Because in that mythical distant time where our most cherished memories reside, styling in feminine cowboy boots, in a riot of black heels clicking, erect elbows careening, little female knees flashing as the joyous cowboy on her arm held on for dear life, her strong legs perfectly syncopated to the thumping beat of the feral music as her skirt helicoptered around her as though her energy was limitless and time could never slow her step, an illusion that must be so as perfect youth can only be if it is endless. Evidently, Keats understood this as he wrote about the forever youthful figures, affixed to his old Greek bowl, who evidently also had just finished square dancing: “For ever warm and still to be enjoyed, For ever panting, and for ever young.”
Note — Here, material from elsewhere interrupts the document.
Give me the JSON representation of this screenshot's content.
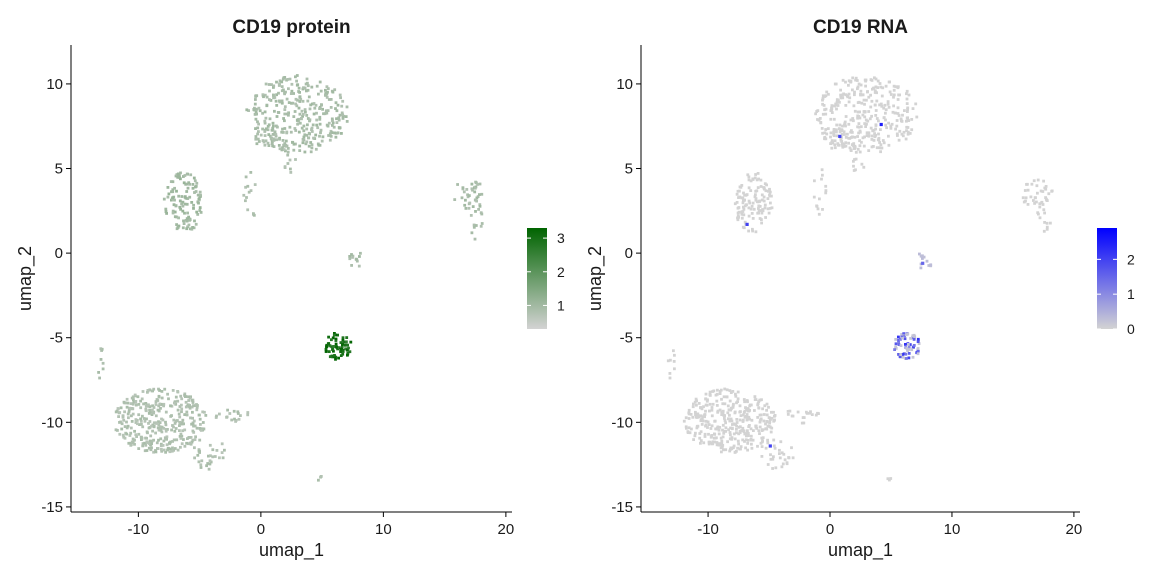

In that circumstance, the infancy of desire, the heart, in reality a simple thing, is heard from only as a figurative organ, the literal one usually not raising its head until unveiled by the infirmities of old age. Now, looking back as a cardiologist involuntarily educated by the carnage of relentless time, the question constantly poses: which is the worse to be injured or broken?
In her simple country home, her static death bed did not become her, serving not as a place of rest, seeming instead one of fixation, only as a gathering point for her extended loving family, allowing them to hover round in not motion, their still unwilling faces frozen in anguish, riven with not yet tears, unable to face the obvious.
In my case, in the sad stunted attitude of farewell forever, relegated in finality to being only a passive observer, I stooped over her bed, looking down at her now agonized breath and failing heart, and then, shuffling to the dark corner of the room, withdrew into my own private grieving space, thinking of what a feisty character she had been, her numinous smile and bright eyes and all the banter and jokes that had flowed between us in countless office visits over twenty-five years, but mostly of what a tragedy it was that her legs were already dead.
In a perversion of that famous Socratic dictum, most doctors believe that an unexamined death is one not worth having; thus, here, in that apparently pointless hopeless moment at the ebb of her time, no longer extendable by the pitiful futility of medical gestures, looking back at the panorama of her long life and my intersection with it, I finally slowly grasped that, in my line of work, the most profound wisdom manifests not from the arrogance of empathy, but, rather, the humility of understanding.
And so I quit her place and went home and sat alone in the still dusk on my back porch, pondering and waiting.